I hope, Intel will add to its processors instructions to operate with big integers. Now, extensions SSE/AVX are ugly - only packed, without setting of carry/zero/etc flags... It's real headache to use them for calculations of big numbers (common purpose registers give simplier way). It seems, other developers think the same.

RSA is used widely now: people like it. The most expensive operation in it is multiplication of big integers. For example, integers with 4000 bits of length (500 bytes). It's realized by multiplication of polynoms with segment length 8 bytes. It gives a lot of single multiplications (and it grows quadratically with growing of modulus length). On length 4000 bits, one RSA decrypt takes 400 milliseconds (in my realization on 1.8 GHz). 90% of processing time are multiplications.

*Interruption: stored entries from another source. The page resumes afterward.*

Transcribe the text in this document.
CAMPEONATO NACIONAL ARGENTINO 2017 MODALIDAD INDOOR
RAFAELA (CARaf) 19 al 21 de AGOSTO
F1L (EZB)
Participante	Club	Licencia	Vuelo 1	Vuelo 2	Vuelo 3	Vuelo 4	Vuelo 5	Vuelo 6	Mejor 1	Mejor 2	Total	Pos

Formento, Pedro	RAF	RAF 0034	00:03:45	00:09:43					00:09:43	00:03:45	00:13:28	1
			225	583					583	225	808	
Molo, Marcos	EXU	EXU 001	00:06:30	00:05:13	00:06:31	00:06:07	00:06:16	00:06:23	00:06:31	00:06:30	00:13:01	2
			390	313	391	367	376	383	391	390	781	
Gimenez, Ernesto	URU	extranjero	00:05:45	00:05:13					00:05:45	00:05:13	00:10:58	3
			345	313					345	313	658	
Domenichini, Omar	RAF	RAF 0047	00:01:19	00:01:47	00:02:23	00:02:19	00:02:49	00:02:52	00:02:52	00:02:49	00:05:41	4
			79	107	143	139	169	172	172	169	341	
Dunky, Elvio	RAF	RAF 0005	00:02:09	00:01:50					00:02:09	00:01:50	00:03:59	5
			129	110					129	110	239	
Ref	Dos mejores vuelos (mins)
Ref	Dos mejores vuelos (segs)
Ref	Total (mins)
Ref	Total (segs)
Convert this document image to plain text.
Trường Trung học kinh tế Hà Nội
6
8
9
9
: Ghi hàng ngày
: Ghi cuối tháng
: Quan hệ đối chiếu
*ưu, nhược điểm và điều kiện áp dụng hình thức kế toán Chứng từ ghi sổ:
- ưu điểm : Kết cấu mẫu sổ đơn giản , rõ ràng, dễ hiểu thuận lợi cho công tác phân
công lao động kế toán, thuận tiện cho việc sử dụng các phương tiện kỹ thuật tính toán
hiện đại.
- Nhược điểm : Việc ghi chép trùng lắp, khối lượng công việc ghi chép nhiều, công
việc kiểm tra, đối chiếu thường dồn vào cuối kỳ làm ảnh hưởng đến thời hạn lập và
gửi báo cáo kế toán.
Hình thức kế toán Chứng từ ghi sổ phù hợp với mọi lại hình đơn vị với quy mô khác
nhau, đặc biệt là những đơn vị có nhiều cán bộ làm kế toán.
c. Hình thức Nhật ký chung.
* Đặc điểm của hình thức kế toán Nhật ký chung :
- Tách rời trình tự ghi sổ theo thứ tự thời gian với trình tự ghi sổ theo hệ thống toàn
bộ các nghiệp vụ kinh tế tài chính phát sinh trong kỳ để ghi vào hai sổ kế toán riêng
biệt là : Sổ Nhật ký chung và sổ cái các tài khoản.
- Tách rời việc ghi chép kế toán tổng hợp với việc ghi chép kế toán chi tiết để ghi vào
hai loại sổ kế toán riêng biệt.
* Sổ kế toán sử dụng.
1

If even actual registers XMM/YMM/ZMM could operate with solid big integers (32 bytes * 32 bytes = 64 bytes), this time can be 4^2=16 times less - 25 milliseconds. I think, this is good argument for Intel to add this functionality in future processors. They already added instructions for fast AES encryption and for fast hash calculations (SHA-1, SHA-2).

So - in future, when processors will support it - it will be cool to extend integer types to bigger length: "uint128", "uint256", "uint512". For using with SSE/AVX registers. With aligning by default. With possibility to make add, subtract, multiplicate, bit-shift etc.

Maybe, real numbers will become longer too? "real128", "real256", "real512" ?

Does anybody need it? Maybe, scientists?

*************************************************************************

SSE/AVX are ugly - has to be because of changing of generations of developers. Early programming core of this processor family is very solid. This touched even common purpose registers - when x86_64 appeared. Did you know following? If you make "MOV AL, 4" - AH and higher 16 bits of EAX don't change. But, if you make "MOV EAX, 4" - higher 32 bits of RAX are set to zero (!). This behavior is like MOVZX instruction - has to be it's simply design error. What is interesting - Intel documentation says nothing about it.